Niède Guidon (1933–2025): A Guardiã da Pré-História Brasileira e da Serra da Capivara


Por Valdir Havita Rigamonti

Niède Guidon, a mais proeminente das arqueólogas brasileiras, faleceu hoje aos 92 anos, deixando um legado indelével na ciência e na conservação do patrimônio cultural do Brasil. Sua trajetória foi marcada por descobertas pioneiras, desafios acadêmicos e uma dedicação incansável à Serra da Capivara, no Piauí, onde realizou pesquisas que reescreveram a história do povoamento das Américas.

Nascida em Jaú, São Paulo, Niède Guidon graduou-se em História Natural pela Universidade de São Paulo (USP) e obteve seu doutorado em Pré-História na Université Paris 1 Panthéon-Sorbonne. Em 1986, criou a Fundação Museu do Homem Americano (FUMDHAM) em São Raimundo Nonato, Piauí, instituição responsável pela preservação do Parque Nacional da Serra da Capivara, reconhecido pela UNESCO como Patrimônio Cultural da Humanidade.

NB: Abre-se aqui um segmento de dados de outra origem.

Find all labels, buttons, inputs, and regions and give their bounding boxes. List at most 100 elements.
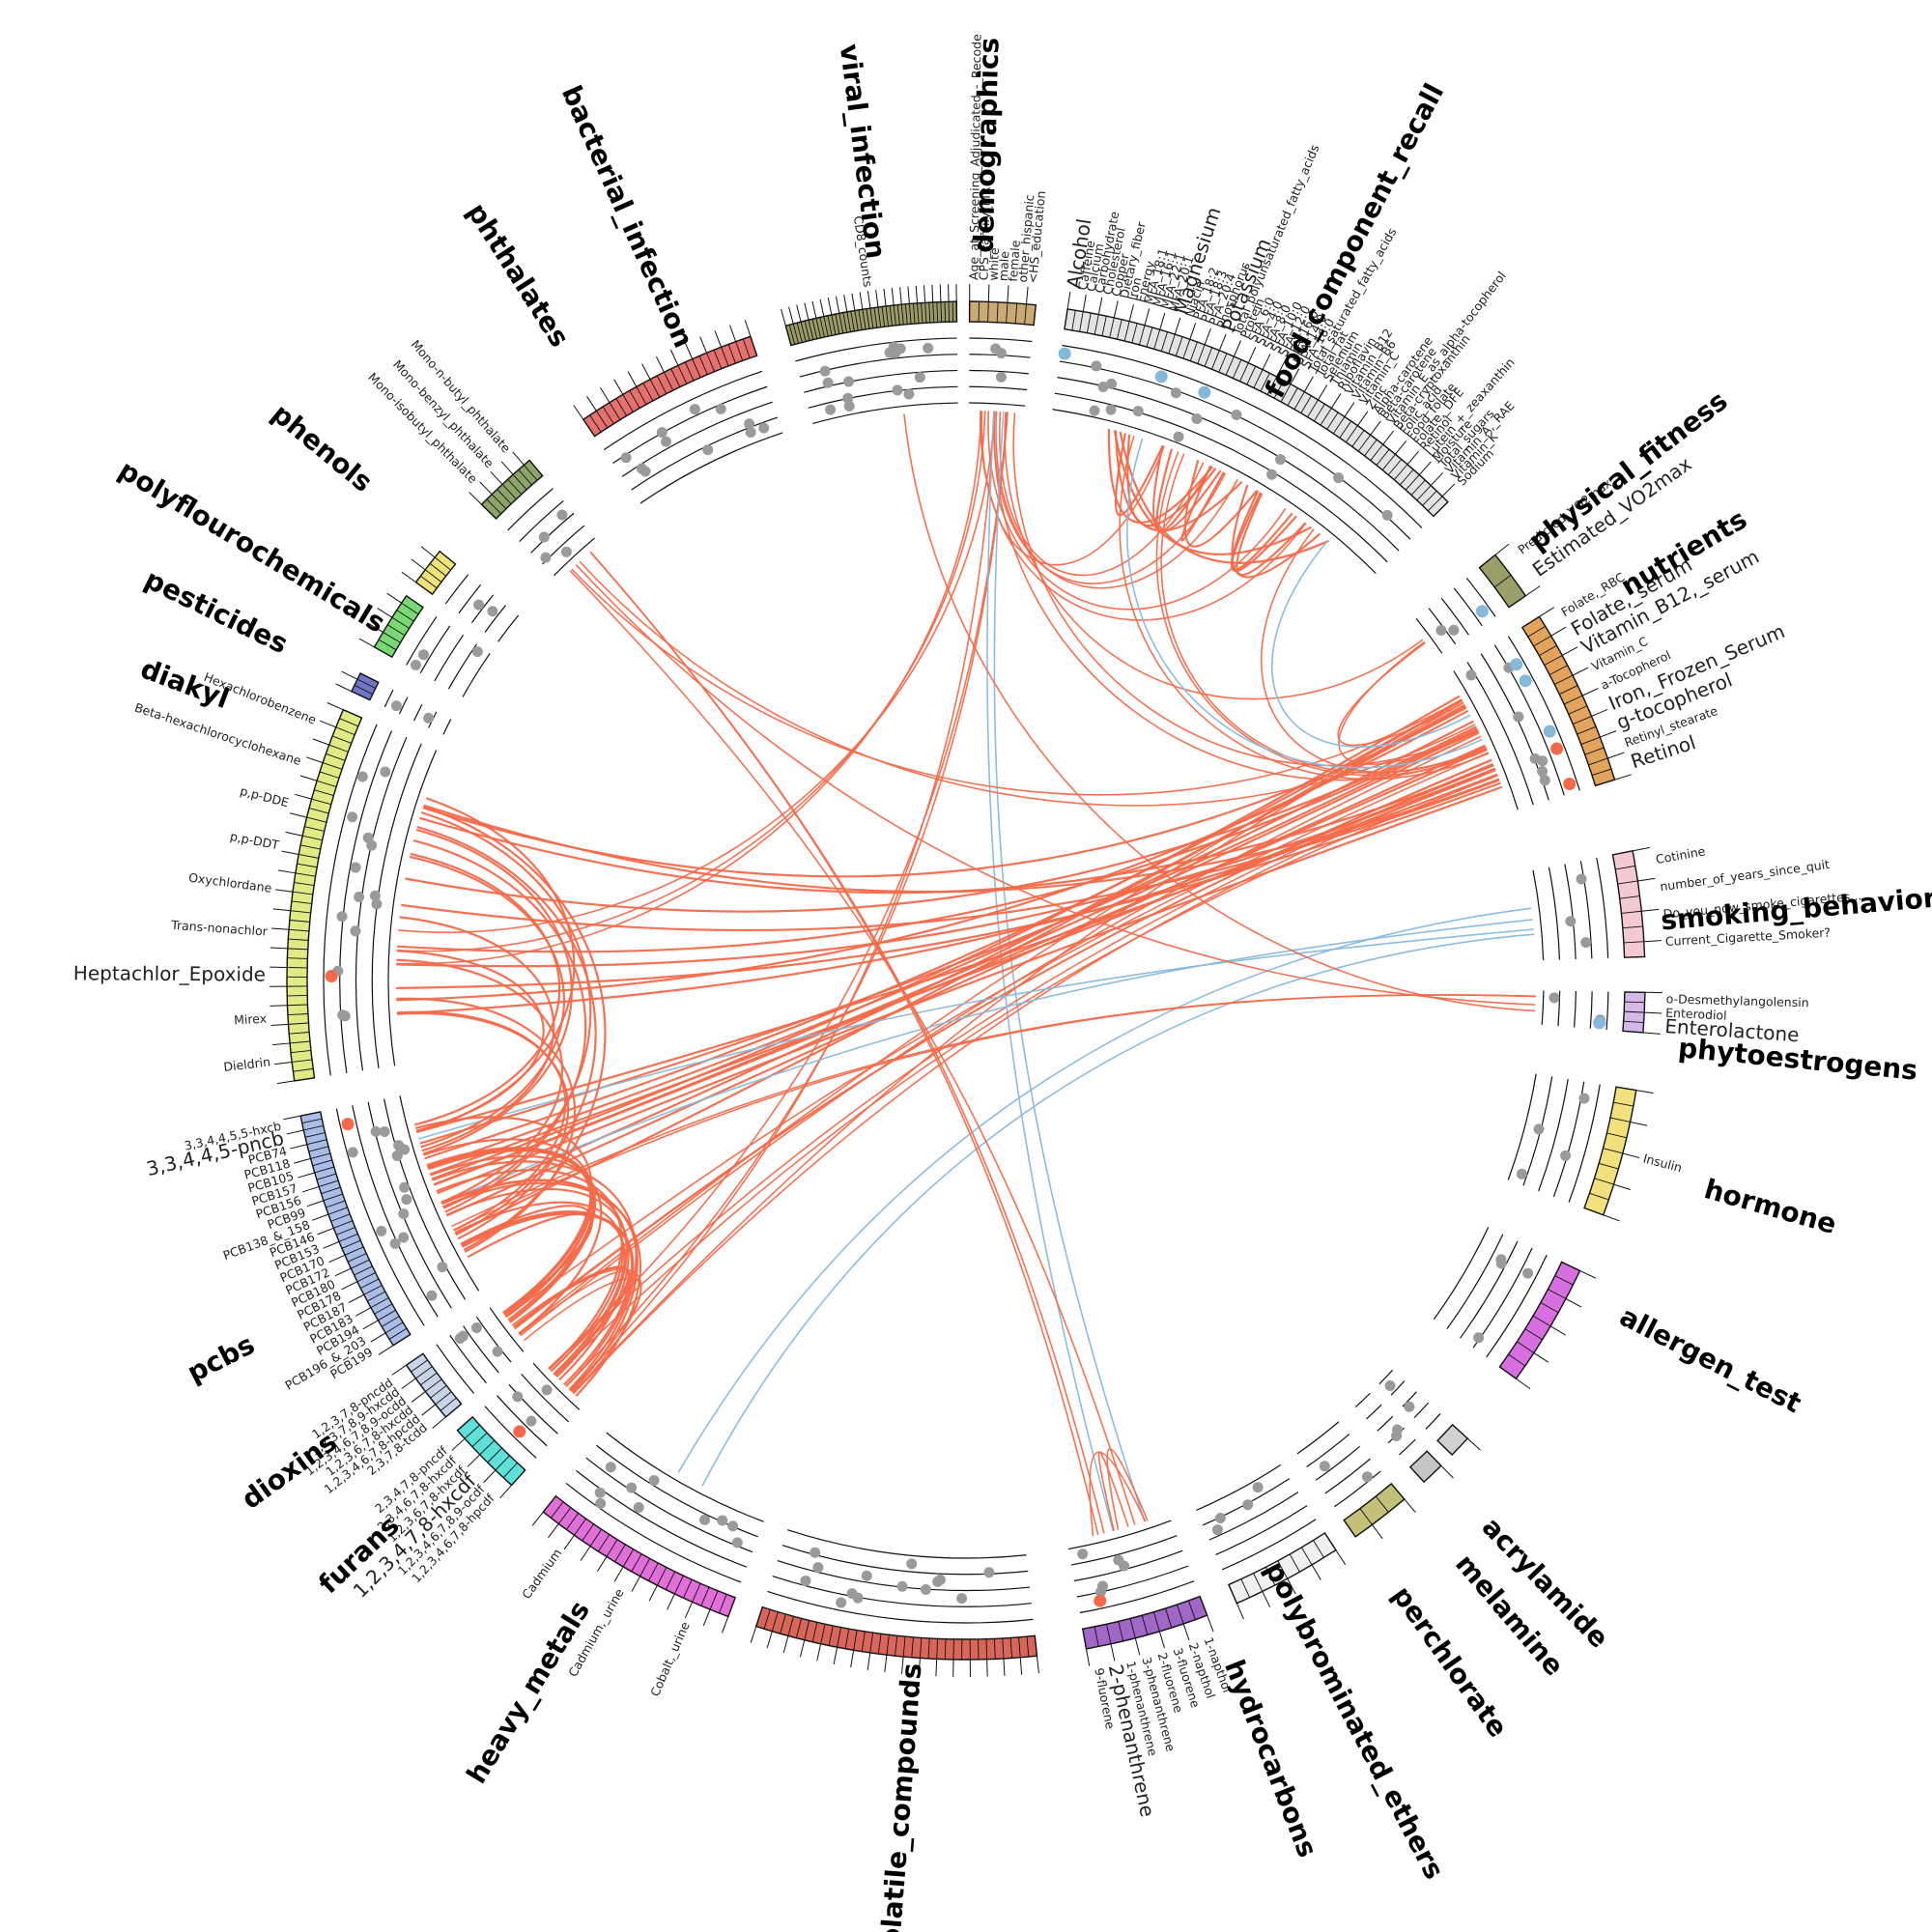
sector-tick (932, 301, 935, 323)
sector-outer-tick (421, 1404, 437, 1416)
sector-tick (528, 460, 543, 476)
sector-tick (1232, 359, 1242, 379)
sector-outer-tick (851, 293, 856, 311)
assoc-point (1242, 1499, 1254, 1511)
assoc-point (379, 1125, 390, 1137)
sector-tick (1153, 329, 1161, 350)
link-nutrients-pcbs (427, 720, 1474, 1170)
var-label-cps-family-pir: CPS_Family_PIR (976, 186, 993, 281)
track-ring-viral (799, 354, 957, 378)
sector-tick (1109, 317, 1115, 338)
sector-tick (928, 302, 931, 324)
sector-tick (1168, 333, 1176, 355)
sector-tick (300, 844, 321, 850)
sector-tick (1554, 674, 1574, 685)
sector-tick (308, 1146, 329, 1152)
sector-outer-tick (684, 342, 694, 359)
assoc-point (843, 376, 855, 387)
sector-outer-tick (1404, 1498, 1416, 1514)
sector-outer-tick (1287, 1578, 1296, 1595)
track-ring-smoking (1548, 867, 1560, 960)
sector-tick (804, 1620, 810, 1640)
track-ring-fitness (1465, 577, 1496, 617)
assoc-point (800, 1575, 811, 1586)
assoc-point (350, 862, 361, 873)
sector-outer-tick (1440, 1464, 1454, 1479)
sector-tick (1034, 1635, 1037, 1657)
sector-tick (1580, 736, 1601, 746)
sector-tick (481, 503, 497, 520)
assoc-point (454, 1332, 466, 1344)
sector-tick (853, 1630, 858, 1651)
sector-outer-tick (782, 1635, 789, 1653)
sector-tick (1064, 308, 1068, 329)
track-ring-pbde (1196, 1464, 1282, 1511)
sector-outer-tick (744, 320, 752, 337)
sector-tick (343, 709, 362, 719)
sector-outer-tick (655, 355, 665, 373)
sector-tick (1033, 304, 1037, 326)
sector-tick (1548, 665, 1568, 675)
sector-bar-diakyl (350, 671, 380, 701)
sector-outer-tick (295, 793, 312, 800)
sector-tick (294, 1077, 315, 1082)
sector-tick (996, 301, 999, 323)
link-nutrients-furans (572, 701, 1464, 1394)
sector-outer-tick (1330, 393, 1342, 409)
sector-tick (873, 307, 878, 328)
var-label-p-p-dde: p,p-DDE (239, 783, 291, 810)
sector-tick (1617, 880, 1638, 885)
sector-tick (401, 602, 419, 615)
sector-tick (1591, 768, 1612, 776)
sector-outer-tick (1303, 376, 1314, 392)
assoc-point (1533, 1123, 1545, 1135)
sector-tick (1300, 395, 1312, 413)
sector-tick (1246, 365, 1257, 385)
assoc-point (473, 599, 485, 611)
sector-outer-tick (781, 308, 786, 327)
sector-tick (1131, 323, 1138, 344)
assoc-point (398, 1232, 410, 1243)
sector-tick (392, 1334, 412, 1347)
sector-tick (512, 473, 527, 491)
assoc-point (339, 1010, 351, 1022)
sector-tick (787, 1616, 794, 1636)
sector-tick (795, 1618, 803, 1638)
sector-outer-tick (804, 302, 810, 321)
sector-outer-tick (1262, 1591, 1271, 1607)
sector-outer-tick (1430, 472, 1443, 486)
sector-outer-tick (328, 1254, 346, 1264)
sector-tick (339, 718, 359, 727)
sector-tick (1211, 350, 1220, 370)
sector-tick (326, 753, 346, 761)
sector-tick (1422, 490, 1437, 506)
track-ring-voc (772, 1575, 1032, 1607)
assoc-point (1548, 992, 1560, 1004)
sector-outer-tick (1572, 667, 1589, 676)
var-label-enterodiol: Enterodiol (1665, 1006, 1727, 1023)
sector-tick (511, 1469, 526, 1486)
track-ring-perchlorate (1315, 1445, 1360, 1481)
var-label-male: male (996, 250, 1012, 281)
sector-tick (796, 322, 803, 343)
sector-tick (896, 304, 900, 326)
sector-tick (1182, 339, 1191, 359)
sector-tick (1622, 1030, 1643, 1034)
sector-outer-tick (362, 1320, 379, 1330)
sector-outer-tick (1236, 1603, 1244, 1620)
sector-outer-tick (1603, 1214, 1620, 1222)
sector-tick (1527, 625, 1546, 638)
sector-outer-tick (479, 481, 493, 496)
assoc-point (376, 1225, 387, 1236)
sector-outer-tick (1525, 585, 1541, 597)
assoc-point (825, 404, 837, 415)
sector-tick (321, 1186, 341, 1195)
sector-outer-tick (875, 289, 879, 307)
sector-outer-tick (277, 869, 296, 874)
sector-tick (322, 762, 343, 770)
sector-tick (780, 1613, 786, 1634)
sector-outer-tick (596, 1556, 608, 1573)
sector-outer-tick (1134, 1637, 1141, 1656)
track-ring-phyto (1557, 990, 1561, 1027)
sector-outer-tick (1632, 846, 1650, 852)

Sob sua liderança, foram identificados mais de 700 sítios pré-históricos, incluindo 426 paredes de pinturas rupestres e evidências de habitações humanas antigas.

Guidon desafiou a teoria tradicional do povoamento das Américas, conhecida como “Teoria Clóvis”, que postulava a chegada do Homo sapiens há cerca de 13 mil anos pelo Estreito de Bering. Ela apresentou evidências de ocupações humanas na Serra da Capivara datadas de até 32 mil anos, sugerindo uma chegada mais remota e possivelmente por via oceânica.
Além de suas realizações científicas, Niède Guidon desempenhou um papel fundamental no desenvolvimento social da região. Ela incentivou a construção de escolas, promoveu o turismo sustentável e implementou projetos de capacitação para as comunidades locais, transformando-as em “guardiãs” do parque. Essas iniciativas não apenas preservaram o patrimônio arqueológico, mas também impulsionaram a economia local e promoveram a educação.

Mesmo após sua aposentadoria em 2020, devido a problemas de saúde, Niède Guidon continuou a ser uma referência na arqueologia e na preservação do patrimônio cultural. Sua dedicação e paixão pela Serra da Capivara inspiraram gerações de pesquisadores e ativistas ambientais. O Instituto Olho D’Água, criado para dar continuidade ao seu trabalho, segue promovendo a arqueologia colaborativa e integrando as comunidades locais às ações de preservação.
O falecimento de Niède Guidon representa a perda de uma das maiores cientistas do Brasil, mas seu legado perdurará através das gerações que ela inspirou e das instituições que ajudou a fundar. Seu trabalho não apenas ampliou o entendimento sobre a história humana, mas também destacou a importância da preservação ambiental e do envolvimento comunitário na conservação do patrimônio cultural.